A 45-year-old woman with hypertension and type 2 diabetes starts enalapril 5 mg once daily. Three weeks later she develops a troublesome dry cough. The most appropriate next step is:

A. Continue enalapril — the cough will resolve within 2 weeks

B. Switch to losartan (an ARB) — same nephroprotective benefit without cough

C. Switch to amlodipine — equal nephroprotection in diabetic nephropathy

D. Add codeine linctus to suppress the cough and continue enalapril

Reveal Answer

Answer: B. Switch to losartan (an ARB) — same nephroprotective benefit without cough

ACEi-induced cough is a class effect caused by bradykinin accumulation (ACE also degrades bradykinin; when blocked, bradykinin stimulates pulmonary C-fibres → persistent dry cough).
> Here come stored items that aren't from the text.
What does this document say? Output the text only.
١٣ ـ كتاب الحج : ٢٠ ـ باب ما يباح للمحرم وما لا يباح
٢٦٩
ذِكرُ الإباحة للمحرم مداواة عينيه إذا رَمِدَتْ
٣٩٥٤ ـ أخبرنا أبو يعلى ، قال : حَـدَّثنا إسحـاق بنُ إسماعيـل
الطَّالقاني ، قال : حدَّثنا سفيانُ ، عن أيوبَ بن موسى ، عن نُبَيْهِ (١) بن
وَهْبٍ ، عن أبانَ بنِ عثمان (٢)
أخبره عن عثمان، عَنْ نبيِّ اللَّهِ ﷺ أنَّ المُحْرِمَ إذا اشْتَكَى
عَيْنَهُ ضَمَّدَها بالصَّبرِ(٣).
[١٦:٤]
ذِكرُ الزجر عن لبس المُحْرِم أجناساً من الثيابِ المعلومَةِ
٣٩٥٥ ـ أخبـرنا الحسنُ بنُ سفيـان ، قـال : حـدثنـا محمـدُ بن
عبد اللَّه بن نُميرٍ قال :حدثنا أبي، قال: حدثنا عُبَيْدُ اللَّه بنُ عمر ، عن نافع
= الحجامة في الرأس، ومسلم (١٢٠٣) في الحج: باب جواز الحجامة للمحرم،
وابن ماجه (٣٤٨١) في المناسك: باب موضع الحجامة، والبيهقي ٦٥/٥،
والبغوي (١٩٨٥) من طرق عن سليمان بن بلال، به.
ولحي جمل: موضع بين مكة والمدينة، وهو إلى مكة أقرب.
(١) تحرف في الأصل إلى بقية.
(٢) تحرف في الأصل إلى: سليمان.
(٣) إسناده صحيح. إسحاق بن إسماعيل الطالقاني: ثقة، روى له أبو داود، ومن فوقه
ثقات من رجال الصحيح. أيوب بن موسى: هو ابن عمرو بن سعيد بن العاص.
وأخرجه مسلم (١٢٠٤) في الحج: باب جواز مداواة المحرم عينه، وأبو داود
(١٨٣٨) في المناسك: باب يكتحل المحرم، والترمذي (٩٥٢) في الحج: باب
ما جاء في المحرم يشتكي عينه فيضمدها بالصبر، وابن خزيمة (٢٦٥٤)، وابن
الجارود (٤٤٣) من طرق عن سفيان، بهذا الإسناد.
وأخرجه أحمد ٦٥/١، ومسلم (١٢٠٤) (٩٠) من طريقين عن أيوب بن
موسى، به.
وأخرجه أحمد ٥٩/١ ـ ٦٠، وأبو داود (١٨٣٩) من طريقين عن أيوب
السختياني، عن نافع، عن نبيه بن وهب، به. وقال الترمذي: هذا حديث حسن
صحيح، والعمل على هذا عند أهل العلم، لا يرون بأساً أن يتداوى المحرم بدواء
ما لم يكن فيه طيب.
It does not resolve with time — affected patients must switch. ARBs selectively block AT1 receptors without inhibiting ACE-mediated bradykinin degradation → no bradykinin accumulation → no cough. ARBs have equivalent nephroprotective efficacy in diabetic nephropathy (IRMA-2, IDNT, RENAAL trials). Amlodipine (calcium channel blocker) is effective for hypertension but has less nephroprotective evidence in proteinuric diabetic nephropathy. Codeine is inappropriate and does not address the drug cause.